Training in PhD

posted
15-Jul-20, 16:10
edited about 4 seconds later
by Cella
Avatar for Cella
posted about 3 weeks ago
So I’ve been offered a PhD position at a great university and fully funded, but I’m starting to worry that I won’t be able to cope with it. The techniques that will be involved are something I haven’t done before so I don’t really know if I’ll enjoy them or be able to do them? How much support and training did people get at the start?
I’m worried I’ve only accepted it because I can’t find a job and I know it’ll help with a career further down the line, is this a terrible idea?
posted
18-Jul-20, 00:53
by abababa
Avatar for abababa
posted about 3 weeks ago
The typical level of support you get at PhD level is 'not much'; partly this is reasonable (you're expected to be a capable learner who is steadily becoming independent), sometimes this is unreasonable (disappearing supervision). The realistic expectation is a bi-weekly 1 hour meeting with a supervisor and feedback on written work around the same timeframe.

I think it important to add a PhD will not necessarily help with a job down the line; unless the job you envisage is an academic one. This is not obvious, since as a student you've possibly been through 18 years of being told grades and qualifications are everything, but this ceases to be the case in a lot of postgraduate circumstances.

Negatives out of the way; you can always quit at any point and if you're not enjoying it there's nothing stopping you applying for jobs and being able to pick and choose (since you have a fallback). It might be a PhD is not for you (or you could find you love it), but you're in a better situation having something paying the rent than not. A mistake I see early-career academics (or employees) make is a misguided sense of loyalty to their employer; like they're doing something wrong if they look for other opportunities whilst in-post. For people with an ounce of experience, this is a normal thing to be doing and not traitorous/unfair/unreasonable, and whilst you might think the University and supervisory team are having sleepless nights if you quit, the honest fact is in the grand scheme of things it's next to nothing.

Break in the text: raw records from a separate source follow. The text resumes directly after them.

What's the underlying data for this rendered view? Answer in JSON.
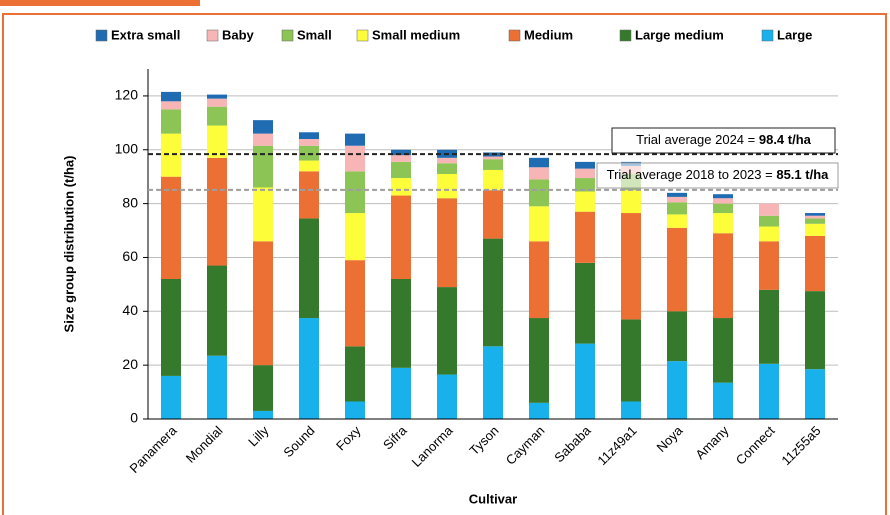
{
  "chart_data": {
    "type": "stacked_bar",
    "y_label": "Size group distribution (t/ha)",
    "x_label": "Cultivar",
    "categories": [
      "Panamera",
      "Mondial",
      "Lilly",
      "Sound",
      "Foxy",
      "Sifra",
      "Lanorma",
      "Tyson",
      "Cayman",
      "Sababa",
      "11z49a1",
      "Noya",
      "Amany",
      "Connect",
      "11z55a5"
    ],
    "series": [
      {
        "name": "Large",
        "color": "#19b1ec",
        "values": [
          16,
          23.5,
          3,
          37.5,
          6.5,
          19,
          16.5,
          27,
          6,
          28,
          6.5,
          21.5,
          13.5,
          20.5,
          18.5
        ]
      },
      {
        "name": "Large medium",
        "color": "#357a2c",
        "values": [
          36,
          33.5,
          17,
          37,
          20.5,
          33,
          32.5,
          40,
          31.5,
          30,
          30.5,
          18.5,
          24,
          27.5,
          29
        ]
      },
      {
        "name": "Medium",
        "color": "#ec6f34",
        "values": [
          38,
          40,
          46,
          17.5,
          32,
          31,
          33,
          18,
          28.5,
          19,
          39.5,
          31,
          31.5,
          18,
          20.5
        ]
      },
      {
        "name": "Small medium",
        "color": "#fdfd3a",
        "values": [
          16,
          12,
          20,
          4,
          17.5,
          6.5,
          9,
          7.5,
          13,
          7.5,
          8.5,
          5,
          7.5,
          5.5,
          4.5
        ]
      },
      {
        "name": "Small",
        "color": "#8cc456",
        "values": [
          9,
          7,
          15.5,
          5.5,
          15.5,
          6,
          4,
          4,
          10,
          5,
          6,
          4.5,
          3.5,
          4,
          2
        ]
      },
      {
        "name": "Baby",
        "color": "#f8b5b5",
        "values": [
          3,
          3,
          4.5,
          2.5,
          9.5,
          2.5,
          2,
          1,
          4.5,
          3.5,
          3,
          2,
          2,
          4.5,
          1
        ]
      },
      {
        "name": "Extra small",
        "color": "#1f6cb2",
        "values": [
          3.5,
          1.5,
          5,
          2.5,
          4.5,
          2,
          3,
          1.5,
          3.5,
          2.5,
          1.5,
          1.5,
          1.5,
          0,
          1
        ]
      }
    ],
    "ylim": [
      0,
      130
    ],
    "yticks": [
      0,
      20,
      40,
      60,
      80,
      100,
      120
    ],
    "grid": true,
    "reference_lines": [
      {
        "label": "Trial average 2024 =",
        "value_label": "98.4 t/ha",
        "value": 98.4,
        "color": "#222222"
      },
      {
        "label": "Trial average 2018 to 2023 =",
        "value_label": "85.1 t/ha",
        "value": 85.1,
        "color": "#9e9e9e"
      }
    ]
  }
}
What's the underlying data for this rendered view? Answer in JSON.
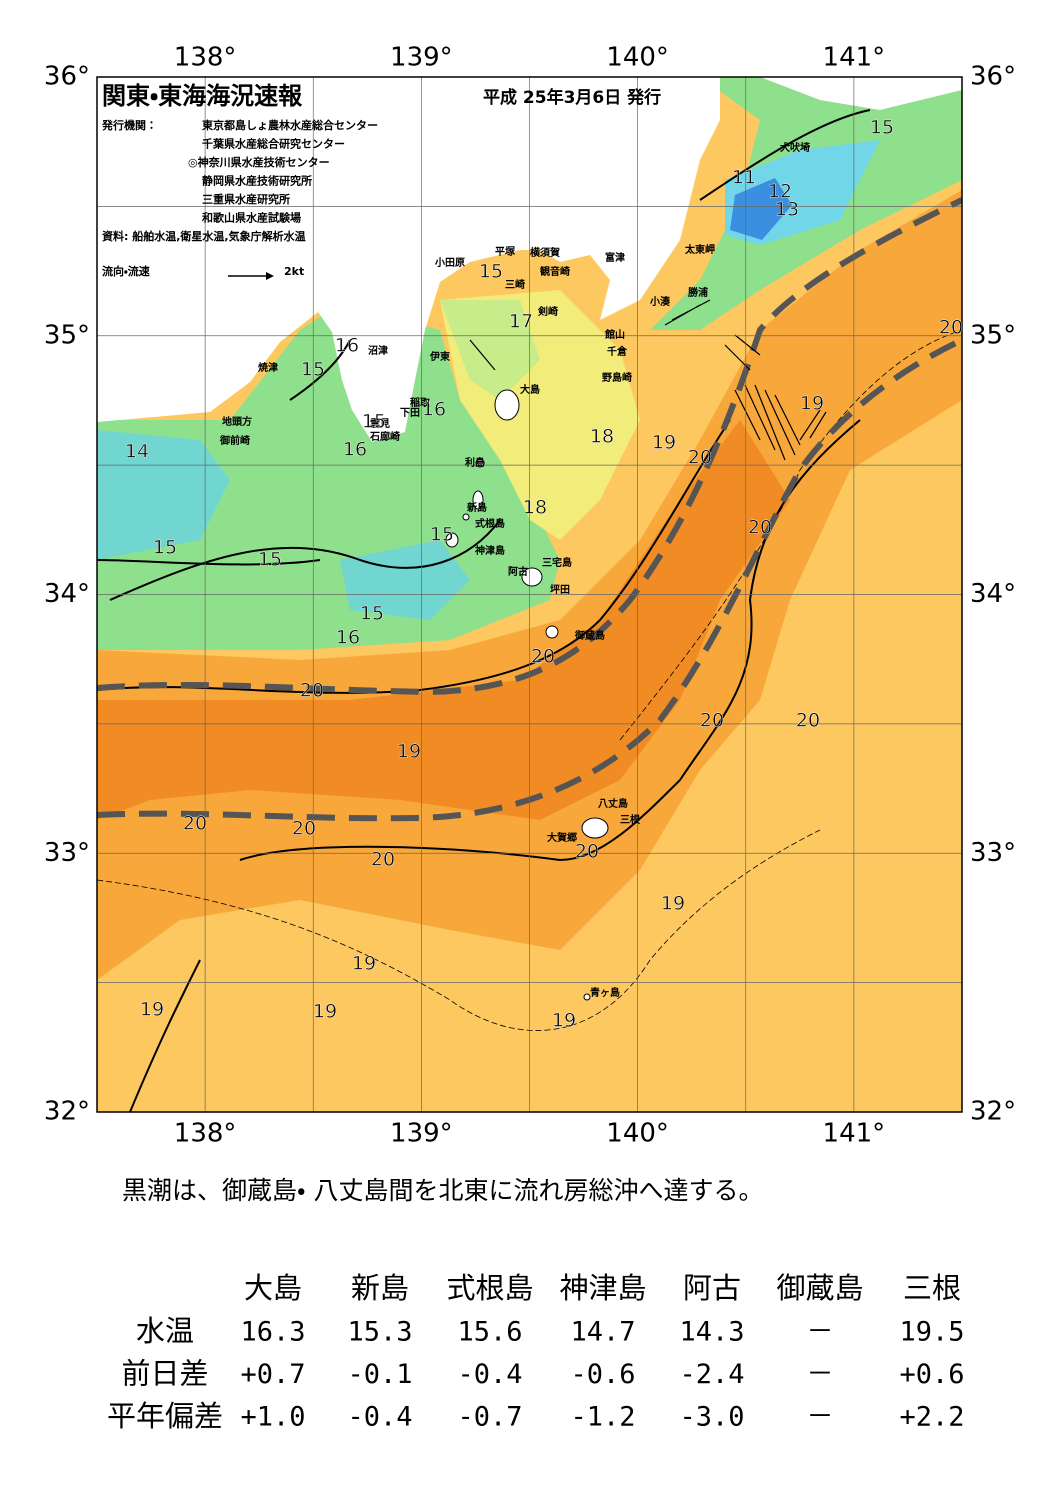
{
  "header": {
    "title": "関東・東海海況速報",
    "date": "平成 25年3月6日 発行",
    "issuer_label": "発行機関：",
    "issuers": [
      "東京都島しょ農林水産総合センター",
      "千葉県水産総合研究センター",
      "◎神奈川県水産技術センター",
      "静岡県水産技術研究所",
      "三重県水産研究所",
      "和歌山県水産試験場"
    ],
    "source": "資料: 船舶水温,衛星水温,気象庁解析水温",
    "current_legend": "流向・流速",
    "current_scale": "2kt"
  },
  "map": {
    "lon_labels": [
      "138°",
      "139°",
      "140°",
      "141°"
    ],
    "lat_labels": [
      "36°",
      "35°",
      "34°",
      "33°",
      "32°"
    ],
    "places": [
      "犬吠埼",
      "太東岬",
      "富津",
      "勝浦",
      "小湊",
      "館山",
      "千倉",
      "野島崎",
      "横須賀",
      "観音崎",
      "三崎",
      "剣崎",
      "平塚",
      "小田原",
      "沼津",
      "伊東",
      "稲取",
      "下田",
      "雲見",
      "石廊崎",
      "焼津",
      "地頭方",
      "御前崎",
      "大島",
      "利島",
      "新島",
      "式根島",
      "神津島",
      "三宅島",
      "阿古",
      "坪田",
      "御蔵島",
      "八丈島",
      "三根",
      "大賀郷",
      "青ヶ島"
    ],
    "isotherm_labels": [
      15,
      11,
      12,
      13,
      15,
      17,
      16,
      15,
      15,
      16,
      16,
      14,
      18,
      19,
      20,
      19,
      20,
      18,
      15,
      15,
      15,
      20,
      15,
      16,
      20,
      20,
      20,
      19,
      20,
      20,
      20,
      20,
      20,
      19,
      19,
      19,
      19,
      19
    ]
  },
  "caption": "黒潮は、御蔵島・ 八丈島間を北東に流れ房総沖へ達する。",
  "table": {
    "columns": [
      "大島",
      "新島",
      "式根島",
      "神津島",
      "阿古",
      "御蔵島",
      "三根"
    ],
    "rows": [
      {
        "label": "水温",
        "values": [
          "16.3",
          "15.3",
          "15.6",
          "14.7",
          "14.3",
          "－",
          "19.5"
        ]
      },
      {
        "label": "前日差",
        "values": [
          "+0.7",
          "-0.1",
          "-0.4",
          "-0.6",
          "-2.4",
          "－",
          "+0.6"
        ]
      },
      {
        "label": "平年偏差",
        "values": [
          "+1.0",
          "-0.4",
          "-0.7",
          "-1.2",
          "-3.0",
          "－",
          "+2.2"
        ]
      }
    ]
  }
}
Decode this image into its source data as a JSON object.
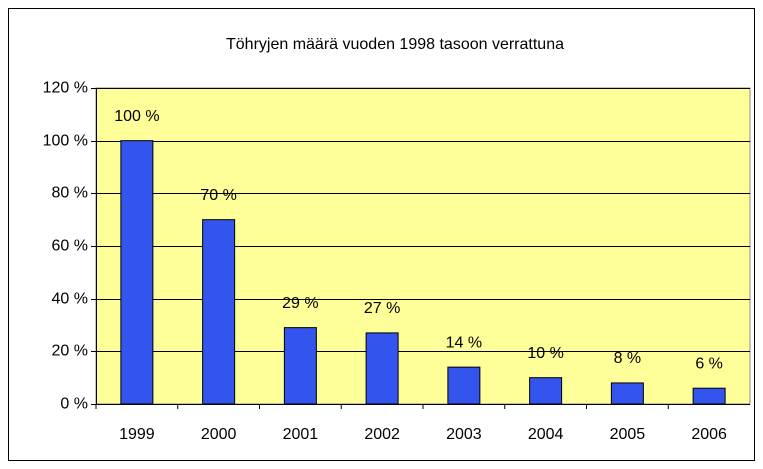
{
  "chart_data": {
    "type": "bar",
    "title": "Töhryjen määrä vuoden 1998 tasoon verrattuna",
    "categories": [
      "1999",
      "2000",
      "2001",
      "2002",
      "2003",
      "2004",
      "2005",
      "2006"
    ],
    "values": [
      100,
      70,
      29,
      27,
      14,
      10,
      8,
      6
    ],
    "value_labels": [
      "100 %",
      "70 %",
      "29 %",
      "27 %",
      "14 %",
      "10 %",
      "8 %",
      "6 %"
    ],
    "color": "#3355ee",
    "plot_background": "#ffff99",
    "ylim": [
      0,
      120
    ],
    "yticks": [
      {
        "value": 0,
        "label": "0 %"
      },
      {
        "value": 20,
        "label": "20 %"
      },
      {
        "value": 40,
        "label": "40 %"
      },
      {
        "value": 60,
        "label": "60 %"
      },
      {
        "value": 80,
        "label": "80 %"
      },
      {
        "value": 100,
        "label": "100 %"
      },
      {
        "value": 120,
        "label": "120 %"
      }
    ],
    "grid": true
  }
}
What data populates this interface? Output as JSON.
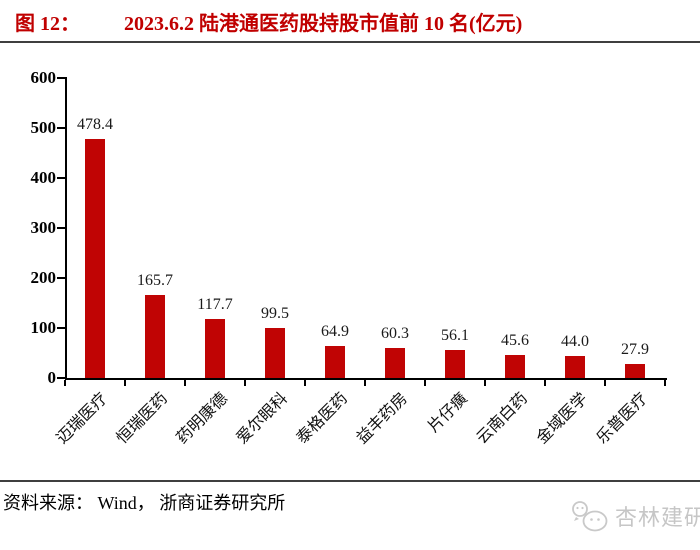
{
  "header": {
    "label": "图 12：",
    "title": "2023.6.2 陆港通医药股持股市值前 10 名(亿元)"
  },
  "chart_data": {
    "type": "bar",
    "title": "2023.6.2 陆港通医药股持股市值前 10 名(亿元)",
    "categories": [
      "迈瑞医疗",
      "恒瑞医药",
      "药明康德",
      "爱尔眼科",
      "泰格医药",
      "益丰药房",
      "片仔癀",
      "云南白药",
      "金域医学",
      "乐普医疗"
    ],
    "values": [
      478.4,
      165.7,
      117.7,
      99.5,
      64.9,
      60.3,
      56.1,
      45.6,
      44.0,
      27.9
    ],
    "value_labels": [
      "478.4",
      "165.7",
      "117.7",
      "99.5",
      "64.9",
      "60.3",
      "56.1",
      "45.6",
      "44.0",
      "27.9"
    ],
    "xlabel": "",
    "ylabel": "",
    "ylim": [
      0,
      600
    ],
    "ytick_step": 100,
    "grid": false,
    "legend": null,
    "bar_color": "#c00404"
  },
  "source": {
    "text": "资料来源： Wind， 浙商证券研究所"
  },
  "watermark": {
    "icon": "wechat-chat-bubbles-icon",
    "text": "杏林建研"
  },
  "colors": {
    "title_red": "#c00000",
    "bar_red": "#c00404",
    "rule_gray": "#3f3f3f",
    "watermark_gray": "#c6c6c6"
  }
}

Give it a chance; the things that make a PhD a good experience are often not the topic or your ability; but the lab/group environment and relationship with supervision. These are impossible to guess at until you start.
posted
18-Jul-20, 14:35
edited about 5 seconds later
Avatar for Tudor_Queen
posted about 3 weeks ago
And I would add that based on whatever information they have about you, they obviously think you're capable of learning the techniques. Funding is very competitive, especially at some universities. They wouldn't award funding to a candidate they thought wasn't up to it. Congrats by the way :)
posted
20-Jul-20, 06:09
edited about 4 minutes later
Avatar for wing92518
posted about 3 weeks ago
You can try it to see if you are capable of getting a PhD.
Basically, you learn everything on your own. Professors can provide guidance and the question of whether you will be able to get a PhD depends on your ability only.
posted
20-Jul-20, 16:39
Avatar for Tudor_Queen
posted about 3 weeks ago
Also, have you done a masters before, or an undergraduate research project? It is very much like that, only all your time is spent on the research rather than it just being one module or component.
posted
21-Jul-20, 22:04
by rewt
Avatar for rewt
posted about 2 weeks ago
Quote From Cella:
So I’ve been offered a PhD position at a great university and fully funded, but I’m starting to worry that I won’t be able to cope with it. The techniques that will be involved are something I haven’t done before so I don’t really know if I’ll enjoy them or be able to do them? How much support and training did people get at the start?
I’m worried I’ve only accepted it because I can’t find a job and I know it’ll help with a career further down the line, is this a terrible idea?


I don't know what field you are in but I would hazard to say that most PhD students do not know the required techniques beforehand. Some people may be lucky and already know it but the vast majority of students need to learn techniques. So don't worry about not knowing the techniques already, everyone else is/was in the same situation. You will learn most relevant methods through trial and error, where you learn what you need as you go.